Persönliche Erklärung von Andrej Hunko, Fraktion DIE LINKE zu dem vom Bundesministerium der Finanzen eingebrachten Antrags zur Bewilligung von Finanzhilfen zugunsten Spaniens:

Durch die Europäische Finanzstabilisierungsfazilität (EFSF) sollen spanischen Banken Kredite in Höhe bis zu von 100 Mrd. Euro gewährt werden, die über den staatlichen spanischen Restrukturierungsfonds (FROB) an die Banken weitergeleitet werden. Der spanische Staat soll nach Ansicht der Bundesregierung für diese „Finanzhilfe“ haften. Gleichzeitig verpflichtet er sich, den Bankensektor zu restrukturieren und durch Spardiktate die länderspezifischen Empfehlungen im Rahmen des Europäischen Semesters und des Defizitverfahrens zu erfüllen. Sollte der ESM in Kraft treten, dann sollen die Kredite von der EFSF auf den ESM übertragen werden.

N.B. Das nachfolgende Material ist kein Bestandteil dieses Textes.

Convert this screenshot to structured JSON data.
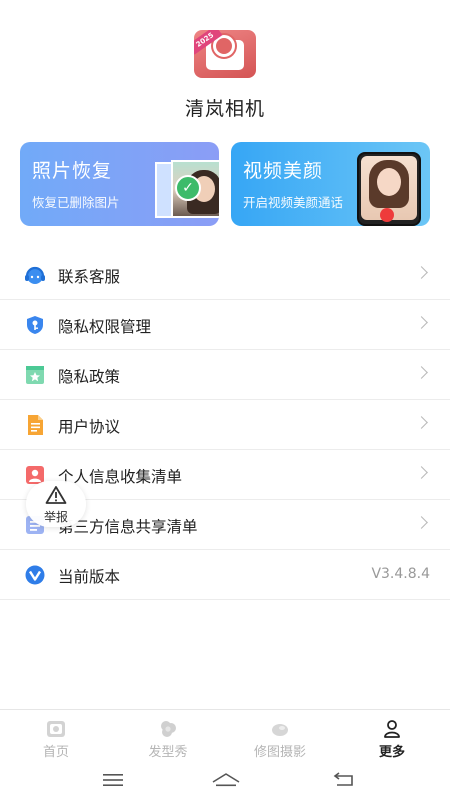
{
  "app": {
    "name": "清岚相机",
    "logo_badge": "2025"
  },
  "banners": {
    "photo_recovery": {
      "title": "照片恢复",
      "subtitle": "恢复已删除图片"
    },
    "video_beauty": {
      "title": "视频美颜",
      "subtitle": "开启视频美颜通话"
    }
  },
  "menu": {
    "items": [
      {
        "label": "联系客服",
        "icon": "headset-icon"
      },
      {
        "label": "隐私权限管理",
        "icon": "shield-key-icon"
      },
      {
        "label": "隐私政策",
        "icon": "bookmark-star-icon"
      },
      {
        "label": "用户协议",
        "icon": "document-icon"
      },
      {
        "label": "个人信息收集清单",
        "icon": "person-card-icon"
      },
      {
        "label": "第三方信息共享清单",
        "icon": "list-icon"
      },
      {
        "label": "当前版本",
        "icon": "version-v-icon",
        "value": "V3.4.8.4"
      }
    ]
  },
  "report": {
    "label": "举报"
  },
  "tabs": [
    {
      "label": "首页",
      "active": false
    },
    {
      "label": "发型秀",
      "active": false
    },
    {
      "label": "修图摄影",
      "active": false
    },
    {
      "label": "更多",
      "active": true
    }
  ],
  "colors": {
    "photo_banner": "#7FA4F7",
    "video_banner": "#4BB3F5",
    "active_tab": "#222222",
    "inactive_tab": "#B5B5B5"
  }
}
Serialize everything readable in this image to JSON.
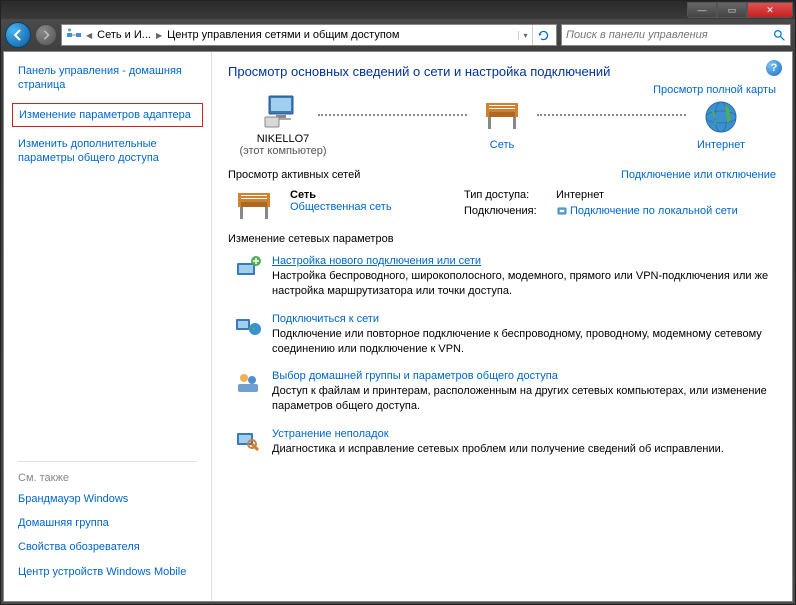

Ich lehne dieses weitere Bankenrettungspaket aus den folgenden Gründen ab:

  1. Durch die Finanzhilfen sollen ein weiteres Mal Milliarden von Euro in europäische Banken gepumpt werden, ohne dass die Ursachen der aktuellen Krise angegangen wurden. Auf den Märkten darf weiter spekuliert werden und die Banken können sich sicher sein, dass am Ende die öffentliche Hand für die Verluste geradesteht.
  2. Obwohl es sich um ein Bankenrettungspaket handelt, bei dem die Banken ihre Spekulationsverluste vergesellschaften, wird die spanische Regierung im Memorandum of Understanding (MoU) dazu verpflichtet, massive Kürzungen im Sozialbereich vorzunehmen. Diese drücken sich aktuell in dem vom spanischen Ministerpräsidenten Mariano Rajoy angekündigten 65-Milliarden-Kürzungspaket aus: Dieses beinhaltet unter anderem die Erhöhung der Mehrwertsteuer um 3 Prozentpunkte, die Streichung des Weihnachtsgeldes im öffentlichen Dienst, Kürzungen der Zuwendung an Parteien und Gewerkschaften um 20 Prozent, Entlassungen im öffentlichen Dienst, die Kürzung der Arbeitslosenunterstützung um 10 Prozentpunkte und voraussichtlich Privatisierungen. Der spanischen Bevölkerung, die schon jetzt unter den Folgen der Krise leidet, wird damit die Last einer falschen Krisenpolitik auferlegt.
  3. Zwar ist zu begrüßen, dass mit den Milliardenhilfen für die Banken eine Restrukturierung der Finanzinstitute einhergehen soll. Diese geht aber nicht weit genug. Anstatt „Reförmchen“ an einzelnen Banken vorzunehmen, muss das gesamte europäische Bankensystem von Grund auf saniert, vergesellschaftet und demokratischer Kontrolle unterworfen werden. Keine Bank darf so groß sein, dass ein Bankrott das gesamte Finanzsystem lahmlegen kann. Geschieht diese Restrukturierung nicht, wird ein Milliardenpaket nach dem anderen nötig sein, um die Banken zu retten und die „nervösen“ Finanzmärkte zu beruhigen. Je länger eine wirkliche Lösung der Krise hinausgezögert wird, desto wahrscheinlicher wird eine weitere Vertiefung derselben, die dramatische Folgen nach sich ziehen wird.
  4. Das Paket bürdet dem spanischen Staat die Haftung für die Kredite der Banken auf. Damit wird die Staatsfinanzierung mittelfristig einem enormen Risiko ausgesetzt. Sollte die Bankenrettung scheitern, so dürfte Spanien der nächste Kandidat für den so genannten Rettungsschirm sein. Anstatt die Staaten in Haftung für die Spekulationen der Banken zu nehmen, müssen die Krisenkosten von deren Verursachern getragen werden, zum Beispiel durch eine einmalige europaweite Vermögensabgabe und eine dauerhafte Vermögensteuer.

Ich solidarisiere mich mit dem Widerstand der spanischen Bevölkerung gegen die erzwungenen Austeritätsmaßnahmen.